Der BGH hat am 11. Juli 2017 in einem vorläufigen Urteil die von der Vorinstanz, dem Bundespatentgericht, erteilte vorläufige Zwangslizenz für den Vertrieb des AIDS-Medikamentes Isentress® (INN Raltegravir) bestätigt. Damit kann dieser 2007 in den USA und Europa zugelassene Hemmer der Integrase des AIDS-Virus von der US-Pharmagruppe Merck & Co. (MSD) angehörigen Firmen in Deutschland weiter vertrieben werden.
Dies erlaubt MSD, trotz eines Patentes des japanischen Unternehmens Shionogi vorläufig das Medikament in Deutschland weiter auf den Markt zu bringen.
Der BGH kam zum Ergebnis, die Bemühungen der Antragstellerinnen, eine Zustimmung zur Nutzung der Erfindung zu angemessenen geschäftsüblichen Bedingungen zu erlangen, seien unter den Umständen dieses Einzelfalls ausreichend gewesen. MSD hatte zehn Millionen Dollar für eine weltweite Lizenz geboten.
Der X. Senat des BGH bejahte auch das Vorliegen eines öffentlichen Interesses an der Erteilung der Zwangslizenz. Nicht jeder HIV- oder AIDS-Patient sei auf das Medikament angewiesen. Doch gebe es Patientengruppen, wie Säuglinge, Kinder, Schwangere und Patienten, die bereits mit Raltegravir behandelt würden. Diesen Patientengruppen würden bei einer Umstellung auf ein anderes Medikament erhebliche Neben- und Wechselwirkungen drohen. Mit Dolutegravir und Elvitegravir gibt es zwar inzwischen zwei Konkurrenzprodukte aus der gleichen Wirkstoffklasse. Raltegravir jedoch hat sich als am besten verträglich erwiesen. Besonders vorteilhaft ist dabei, dass Raltegravir mit anderen Mitteln kaum unerwünschte Wechselwirkungen zeigt. Eine Zwangslizenz sei von öffentlichem Interesse, da nach einem Gutachten von Sachverständigen Patienten, die ohne ihre gewohnte Medikation mit Raltegravir blieben, aufgrund steigender Viruslast andere Menschen infizieren könnten.

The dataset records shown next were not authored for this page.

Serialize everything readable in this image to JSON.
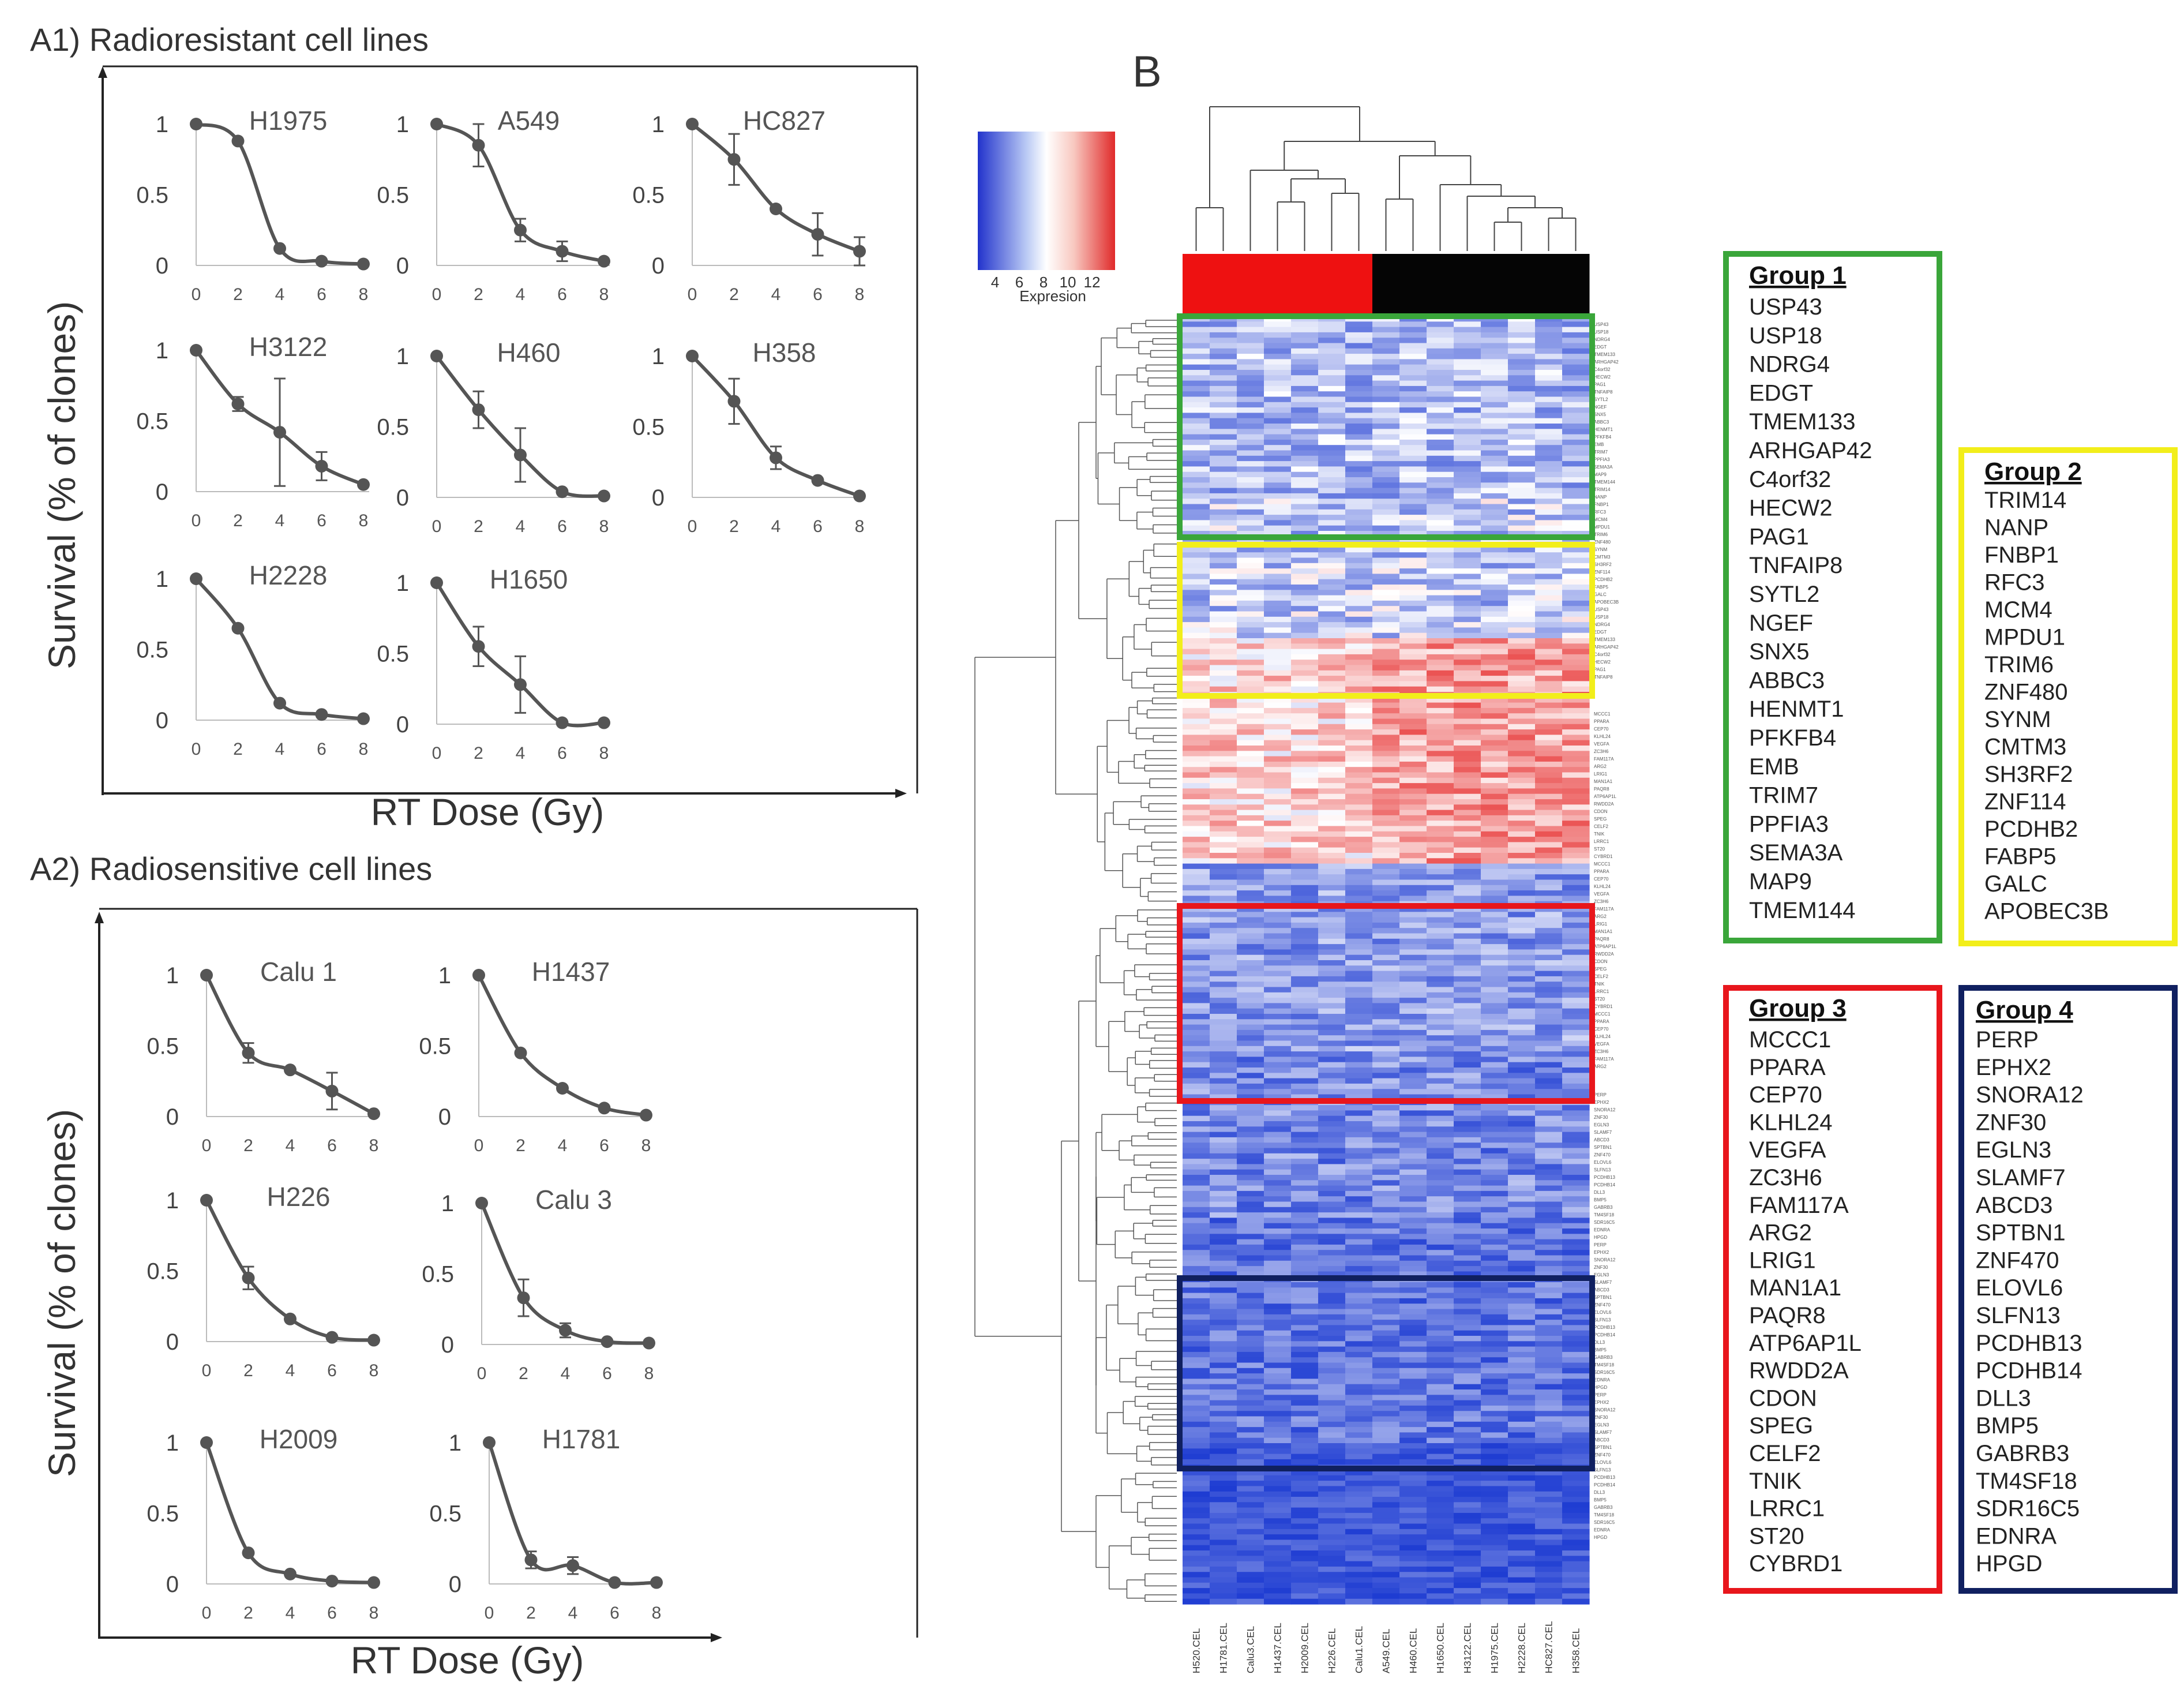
{
  "chart_data": [
    {
      "type": "line",
      "panel": "A1",
      "panel_title": "A1) Radioresistant cell lines",
      "ylabel": "Survival (% of clones)",
      "xlabel": "RT Dose (Gy)",
      "x": [
        0,
        2,
        4,
        6,
        8
      ],
      "yticks": [
        "0",
        "0.5",
        "1"
      ],
      "series": [
        {
          "name": "H1975",
          "values": [
            1,
            0.88,
            0.12,
            0.03,
            0.01
          ],
          "err": [
            0,
            0,
            0,
            0,
            0
          ]
        },
        {
          "name": "A549",
          "values": [
            1,
            0.85,
            0.25,
            0.1,
            0.03
          ],
          "err": [
            0,
            0.15,
            0.08,
            0.07,
            0
          ]
        },
        {
          "name": "HC827",
          "values": [
            1,
            0.75,
            0.4,
            0.22,
            0.1
          ],
          "err": [
            0,
            0.18,
            0,
            0.15,
            0.1
          ]
        },
        {
          "name": "H3122",
          "values": [
            1,
            0.62,
            0.42,
            0.18,
            0.05
          ],
          "err": [
            0,
            0.05,
            0.38,
            0.1,
            0
          ]
        },
        {
          "name": "H460",
          "values": [
            1,
            0.62,
            0.3,
            0.04,
            0.01
          ],
          "err": [
            0,
            0.13,
            0.19,
            0,
            0
          ]
        },
        {
          "name": "H358",
          "values": [
            1,
            0.68,
            0.28,
            0.12,
            0.01
          ],
          "err": [
            0,
            0.16,
            0.08,
            0,
            0
          ]
        },
        {
          "name": "H2228",
          "values": [
            1,
            0.65,
            0.12,
            0.04,
            0.01
          ],
          "err": [
            0,
            0,
            0,
            0,
            0
          ]
        },
        {
          "name": "H1650",
          "values": [
            1,
            0.55,
            0.28,
            0.01,
            0.01
          ],
          "err": [
            0,
            0.14,
            0.2,
            0,
            0
          ]
        }
      ]
    },
    {
      "type": "line",
      "panel": "A2",
      "panel_title": "A2) Radiosensitive cell lines",
      "ylabel": "Survival (% of clones)",
      "xlabel": "RT Dose (Gy)",
      "x": [
        0,
        2,
        4,
        6,
        8
      ],
      "yticks": [
        "0",
        "0.5",
        "1"
      ],
      "series": [
        {
          "name": "Calu 1",
          "values": [
            1,
            0.45,
            0.33,
            0.18,
            0.02
          ],
          "err": [
            0,
            0.07,
            0,
            0.13,
            0
          ]
        },
        {
          "name": "H1437",
          "values": [
            1,
            0.45,
            0.2,
            0.06,
            0.01
          ],
          "err": [
            0,
            0,
            0,
            0,
            0
          ]
        },
        {
          "name": "H226",
          "values": [
            1,
            0.45,
            0.16,
            0.03,
            0.01
          ],
          "err": [
            0,
            0.08,
            0,
            0,
            0
          ]
        },
        {
          "name": "Calu 3",
          "values": [
            1,
            0.33,
            0.1,
            0.02,
            0.01
          ],
          "err": [
            0,
            0.13,
            0.05,
            0,
            0
          ]
        },
        {
          "name": "H2009",
          "values": [
            1,
            0.22,
            0.07,
            0.02,
            0.01
          ],
          "err": [
            0,
            0,
            0,
            0,
            0
          ]
        },
        {
          "name": "H1781",
          "values": [
            1,
            0.17,
            0.13,
            0.01,
            0.01
          ],
          "err": [
            0,
            0.06,
            0.06,
            0,
            0
          ]
        }
      ]
    },
    {
      "type": "heatmap",
      "panel": "B",
      "panel_title": "B",
      "colorbar_label": "Expresion",
      "colorbar_ticks": [
        "4",
        "6",
        "8",
        "10",
        "12"
      ],
      "samples": [
        "H520.CEL",
        "H1781.CEL",
        "Calu3.CEL",
        "H1437.CEL",
        "H2009.CEL",
        "H226.CEL",
        "Calu1.CEL",
        "A549.CEL",
        "H460.CEL",
        "H1650.CEL",
        "H3122.CEL",
        "H1975.CEL",
        "H2228.CEL",
        "HC827.CEL",
        "H358.CEL"
      ],
      "sample_groups": [
        "sensitive",
        "sensitive",
        "sensitive",
        "sensitive",
        "sensitive",
        "sensitive",
        "sensitive",
        "resistant",
        "resistant",
        "resistant",
        "resistant",
        "resistant",
        "resistant",
        "resistant",
        "resistant"
      ],
      "group_colors": {
        "sensitive": "#ee1111",
        "resistant": "#050505",
        "group1": "#3aa63a",
        "group2": "#f2ee1a",
        "group3": "#e8161c",
        "group4": "#102060"
      },
      "groups": [
        {
          "title": "Group  1",
          "genes": [
            "USP43",
            "USP18",
            "NDRG4",
            "EDGT",
            "TMEM133",
            "ARHGAP42",
            "C4orf32",
            "HECW2",
            "PAG1",
            "TNFAIP8",
            "SYTL2",
            "NGEF",
            "SNX5",
            "ABBC3",
            "HENMT1",
            "PFKFB4",
            "EMB",
            "TRIM7",
            "PPFIA3",
            "SEMA3A",
            "MAP9",
            "TMEM144"
          ]
        },
        {
          "title": "Group  2",
          "genes": [
            "TRIM14",
            "NANP",
            "FNBP1",
            "RFC3",
            "MCM4",
            "MPDU1",
            "TRIM6",
            "ZNF480",
            "SYNM",
            "CMTM3",
            "SH3RF2",
            "ZNF114",
            "PCDHB2",
            "FABP5",
            "GALC",
            "APOBEC3B"
          ]
        },
        {
          "title": "Group  3",
          "genes": [
            "MCCC1",
            "PPARA",
            "CEP70",
            "KLHL24",
            "VEGFA",
            "ZC3H6",
            "FAM117A",
            "ARG2",
            "LRIG1",
            "MAN1A1",
            "PAQR8",
            "ATP6AP1L",
            "RWDD2A",
            "CDON",
            "SPEG",
            "CELF2",
            "TNIK",
            "LRRC1",
            "ST20",
            "CYBRD1"
          ]
        },
        {
          "title": "Group 4",
          "genes": [
            "PERP",
            "EPHX2",
            "SNORA12",
            "ZNF30",
            "EGLN3",
            "SLAMF7",
            "ABCD3",
            "SPTBN1",
            "ZNF470",
            "ELOVL6",
            "SLFN13",
            "PCDHB13",
            "PCDHB14",
            "DLL3",
            "BMP5",
            "GABRB3",
            "TM4SF18",
            "SDR16C5",
            "EDNRA",
            "HPGD"
          ]
        }
      ]
    }
  ]
}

Aus diesen Gründen, so der BGH, müsse der Vertrieb den amerikanischen Unternehmen weiterhin vorläufig gestattet werden.
Allerdings steht die Entscheidung der Klage im Hauptsacheverfahren noch aus.
Die Möglichkeit der Zwangslizenz ist in Deutschland in § 24 Absatz 1 des Patentgesetzes geregelt. Das Instrument wurde bisher kaum genutzt.